Battaglione di Cacciatori nella piazza d'armi di Capua

Maddaloni esempio di potenziamento della difesa militare

Caserma dell’Annunziata di Maddaloni

La riforma del Corpo dei Cacciatori e l’incremento delle sue fila a cui diede impulso anche Ferdinando II rientrano essenzialmente in una politica di prevenzione messa in atto dopo i moti del 1848. Non a caso questa riorganizzazione procede in contemporanea con il potenziamento delle strutture militari non solo nell’ambito napoletano, ma anche in quello di Terra di Lavoro, in particolar modo nei comuni vicini al Palazzo Reale di Caserta. È in questo periodo che Maddaloni e Casanova – attuale Casagiove – vedono crescere la presenza militare nei propri contesti urbani e sociali. La scelta delle sedi è dettata proprio dalla vicinanza delle due città. In caso di sollevazione, i reparti possono facilmente raggiungere la residenza reale. Quest’opera di potenziamento interessa in modo evidente soprattutto Maddaloni.
Nel 1850 si dà inizio alla costruzione di una nuova caserma militare nel giardino ormai comunale dell’ex convento dell’Annunziata, dopo l’istituzione il 20 marzo del 13° Battaglione Cacciatori composto da svizzeri e destinato a questa città. Viene restaurato il vecchio caseggiato del convento al costo di 15.000 ducati e viene costruita una nuova struttura che si unirà a quella esistente andando poi a formare un quadrilatero.

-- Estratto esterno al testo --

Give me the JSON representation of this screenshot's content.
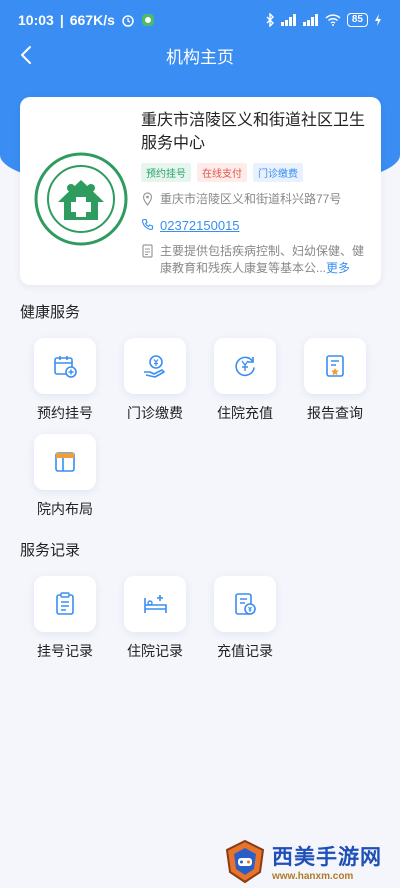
{
  "status_bar": {
    "time": "10:03",
    "speed": "667K/s",
    "battery": "85"
  },
  "navbar": {
    "title": "机构主页"
  },
  "org": {
    "name": "重庆市涪陵区义和街道社区卫生服务中心",
    "tags": [
      "预约挂号",
      "在线支付",
      "门诊缴费"
    ],
    "address": "重庆市涪陵区义和街道科兴路77号",
    "phone": "02372150015",
    "description": "主要提供包括疾病控制、妇幼保健、健康教育和残疾人康复等基本公...",
    "more_label": "更多"
  },
  "health_services": {
    "title": "健康服务",
    "items": [
      {
        "label": "预约挂号",
        "icon": "calendar-add-icon"
      },
      {
        "label": "门诊缴费",
        "icon": "hand-yen-icon"
      },
      {
        "label": "住院充值",
        "icon": "yen-refresh-icon"
      },
      {
        "label": "报告查询",
        "icon": "report-icon"
      },
      {
        "label": "院内布局",
        "icon": "layout-icon"
      }
    ]
  },
  "service_records": {
    "title": "服务记录",
    "items": [
      {
        "label": "挂号记录",
        "icon": "clipboard-icon"
      },
      {
        "label": "住院记录",
        "icon": "hospital-bed-icon"
      },
      {
        "label": "充值记录",
        "icon": "recharge-doc-icon"
      }
    ]
  },
  "watermark": {
    "title": "西美手游网",
    "url": "www.hanxm.com"
  },
  "colors": {
    "primary": "#3a8df2",
    "background": "#f4f6fb"
  }
}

La caserma si chiamerà Annunziata proprio in virtù della denominazione del convento. Per la costruzione del nuovo edificio viene stanziata una cifra di 170.000 ducati, la maggior parte dei quali peserà sulle casse del Decurionato – corrispondente all’attuale Consiglio comunale –.
Per la progettazione e la realizzazione viene chiamato l’architetto militare Carlo de Chollet, che, dal gennaio 1851, si occuperà anche dei lavori dell’ex palazzo ducale di Maddaloni (oggi Villaggio dei Ragazzi). Proprio in questo edificio il 27 aprile 1855 venne impiantato per ordine di Ferdinando II il collegio militare del Regno che venne poi trasferito a Napoli (oggi Nunziatella) il 7 novembre 1859. Nella caserma Annunziata stanzieranno i soldati borbonici del 13° e del 10° battaglione Cacciatori che accorreranno poi a combattere l’avanzata di Garibaldi.

Caserma dell'Annunziata di Maddaloni
Bibliografia
  • M. Montalto, I Cacciatori Napoletani 1821 – 1861, Napoli, Editoriale Il Giglio, 2010;
  • G. De Sivo, Storia di Galazia Campana e Maddaloni, Maddaloni, Tipografia La Fiorente, 1986.